Chendi Xue is a software engineer from Intel data analytics team. She has six years’ experience in bigdata and cloud system optimization, focusing on computation, storage, network software stack performance analysis and optimization. She participated in the development works including Spark-Sql, Spark-Shuffle optimization, cache implementation, etc. Before that, she worked on Linux Device-Mapper optimization and iscsi optimization during her master degree study.a
November 17, 2020 04:00 PM PT
Spark SQL works very well with structured row-based data. Vectorized reader and writer for parquet/orc can make I/O much faster. It also used WholeStageCodeGen to improve the performance by Java JIT code. However Java JIT is usually not working very well on utilizing latest SIMD instructions under complicated queries. Apache Arrow provides columnar in-memory layout and SIMD optimized kernels as well as a LLVM based SQL engine Gandiva. These native based libraries can accelerate Spark SQL by reduce the CPU usage for both I/O and execution.
In this session, we would like to take a deep dive on we build Native SQL engine for Spark by leveraging Arrow Gandiva and its compute kernels. We will introduce the general design of commonly used operators like aggregation, sorting and joining, and discuss how can we optimize these operators with SIMD based instructions. We will also introduce how to implement WholeStageCodeGen with Native libraries. Finally we will use micro-benchmarks and TPCH workloads to explain how vectorized execution can benefit these workloads.

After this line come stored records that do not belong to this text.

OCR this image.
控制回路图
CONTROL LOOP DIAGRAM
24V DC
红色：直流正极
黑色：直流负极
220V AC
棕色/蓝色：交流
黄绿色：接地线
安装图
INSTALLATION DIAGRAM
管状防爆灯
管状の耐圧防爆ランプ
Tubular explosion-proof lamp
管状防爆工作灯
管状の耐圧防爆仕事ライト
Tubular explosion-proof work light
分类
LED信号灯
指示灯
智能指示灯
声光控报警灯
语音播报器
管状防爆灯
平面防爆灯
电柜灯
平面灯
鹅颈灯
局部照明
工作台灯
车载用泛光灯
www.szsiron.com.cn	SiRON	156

Speakers: Yuan Zhou and Chendi Xue
June 24, 2020 05:00 PM PT
The increasing challenge to serve ever-growing data driven by AI and analytics workloads makes disaggregated storage and compute more attractive as it enables companies to scale their storage and compute capacity independently to match data & compute growth rate. Cloud based big data services is gaining momentum as it provides simplified management, elasticity, and pay-as-you-go model. However, Spark shuffle brings performance, scalability and reliability issues in the disaggregated architecture. Shuffle is an I/O intensive operation, which will lead to performance issues if using a typical cloud provisioned volume as shuffle media. Meanwhile, the shuffle operation of different tasks may interfere with each other thus limits Spark's scalability. Moreover, shuffle re-computation in case of compute node failure poses significant overhead for long running jobs. Disaggregating shuffle from compute node is becoming more and more important for cloud-native Spark application.
In this session, we propose a new fully disaggregated shuffle solution that leverage state-of-art hardware technologies including persistent memory and RDMA. It includes: a new pluggable shuffle manager, a persistent memory based distributed storage system, a RDMA powered network library and an innovative approach to use persistent memory as both shuffle media as well as RDMA memory region to reduce additional memory copies and context switch. This new remote shuffle solution improved Spark scalability by disaggregating Spark shuffle from compute node to a high-performance distributed storage, improved spark shuffle performance with high speed persistent memory and low latency RDMA network, and improved reliability by providing shuffle data replication and fault-tolerant optimization. Experiment performance numbers will be also presented, which demonstrates up to 10x performance speedup over traditional shuffle solution and three orders of magnitude reduction in terms of shuffle read block time.